More than a quarter of wealthy savers have taken measures to minimise a future Inheritance Tax (IHT) liability, with cash gifts proving the most popular approach, research from Paragon Bank has shown. Paragon's survey of over 2,000 active savers with balances exceeding £50,000 revealed that 28% had taken deliberate action to reduce their IHT exposure, with 68% of those choosing to give cash.
Other prevalent strategies wealthy savers are employing to lower their IHT bill include boosting their lifestyle spending (37%), creating a trust or alternative legal arrangement (27%) and arranging charitable donations from their estate (23%). Furthermore, 16% had transferred an asset, such as property or land.
The research revealed that among those gifting cash, a third (33%) donate up to £3,000 per tax year, enabling them to remain within the annual gifting threshold. Meanwhile, a quarter (24%) have made individual cash gifts exceeding £3,000.
More than a quarter (27%) of those providing cash beyond the annual gifting threshold have donated between £3,000 and £10,000, while 19% have transferred between £10,000 and £25,000 as a single lump sum. A third (30%) have donated between £25,001 and £100,000, with more than one in 10 (14%) gifting over £100,000.
Of this group, 38% expressed concern about the seven-year gifting rule, while 3% admitted they were unaware of it entirely. When questioned about the recipients of their gifts, almost half said they had given cash to their children (48%), a quarter had gifted to grandchildren (25%), 19% to other family members, and 15% had made cash donations to charity.
Paragon said the results indicated that many savers were choosing to act sooner rather than leaving wealth planning until later in life. Almost half of respondents (48%) said they had looked into IHT rules as part of their financial planning, "underlining a proactive approach to managing their finances and minimising tax liabilities".
Despite transferring money out of their estates, the majority of lifetime gifters appeared at ease with the choices they were making. More than four in 10 (44%) said they had no concern whatsoever about exhausting their funds in later life, with a further 44% saying they were not particularly worried. Just over a tenth (12%) admitted to feeling slightly concerned.

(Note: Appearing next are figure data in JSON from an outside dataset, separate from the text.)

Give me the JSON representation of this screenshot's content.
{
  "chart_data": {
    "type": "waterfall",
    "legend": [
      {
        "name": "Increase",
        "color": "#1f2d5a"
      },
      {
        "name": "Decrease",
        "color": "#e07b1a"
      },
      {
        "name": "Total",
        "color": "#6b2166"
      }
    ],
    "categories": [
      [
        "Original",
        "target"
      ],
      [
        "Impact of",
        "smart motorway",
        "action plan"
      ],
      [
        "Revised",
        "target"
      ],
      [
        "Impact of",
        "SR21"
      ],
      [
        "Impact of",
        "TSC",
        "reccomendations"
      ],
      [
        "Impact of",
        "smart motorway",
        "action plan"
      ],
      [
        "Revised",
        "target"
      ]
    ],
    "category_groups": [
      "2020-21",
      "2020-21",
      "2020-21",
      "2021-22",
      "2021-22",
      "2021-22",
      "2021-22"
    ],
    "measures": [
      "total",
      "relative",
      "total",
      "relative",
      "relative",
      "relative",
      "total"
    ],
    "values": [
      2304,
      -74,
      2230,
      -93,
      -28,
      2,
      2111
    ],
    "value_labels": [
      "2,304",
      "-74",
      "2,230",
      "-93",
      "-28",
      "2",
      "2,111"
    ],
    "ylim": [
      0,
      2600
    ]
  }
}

Overall, the majority of respondents held an unfavourable view of IHT, with almost two-thirds (61%) stating it was unjust and in need of reform. Just one in 10 (11%) considered it a fair means of taxing wealth.
Andrew Wright, head of savings at Paragon Bank, said: "As Inheritance Tax rules continue to evolve, many people are taking practical steps to safeguard their wealth for future generations, whether that means gifting cash, reviewing their wills or putting structures in place to manage how wealth is passed on.
"What is particularly striking is that those making lifetime gifts are largely doing so from a position of confidence. Most do not feel concerned about running short later in life, which suggests they are planning carefully and acting with purpose rather than simply reacting to future tax liabilities.
"Even with that willingness to act, IHT remains an area where many people still lack confidence. The rules can be complex, so it is important that savers take the time to understand their options and make decisions that are right for their long-term financial position, their families and the legacy they want to leave."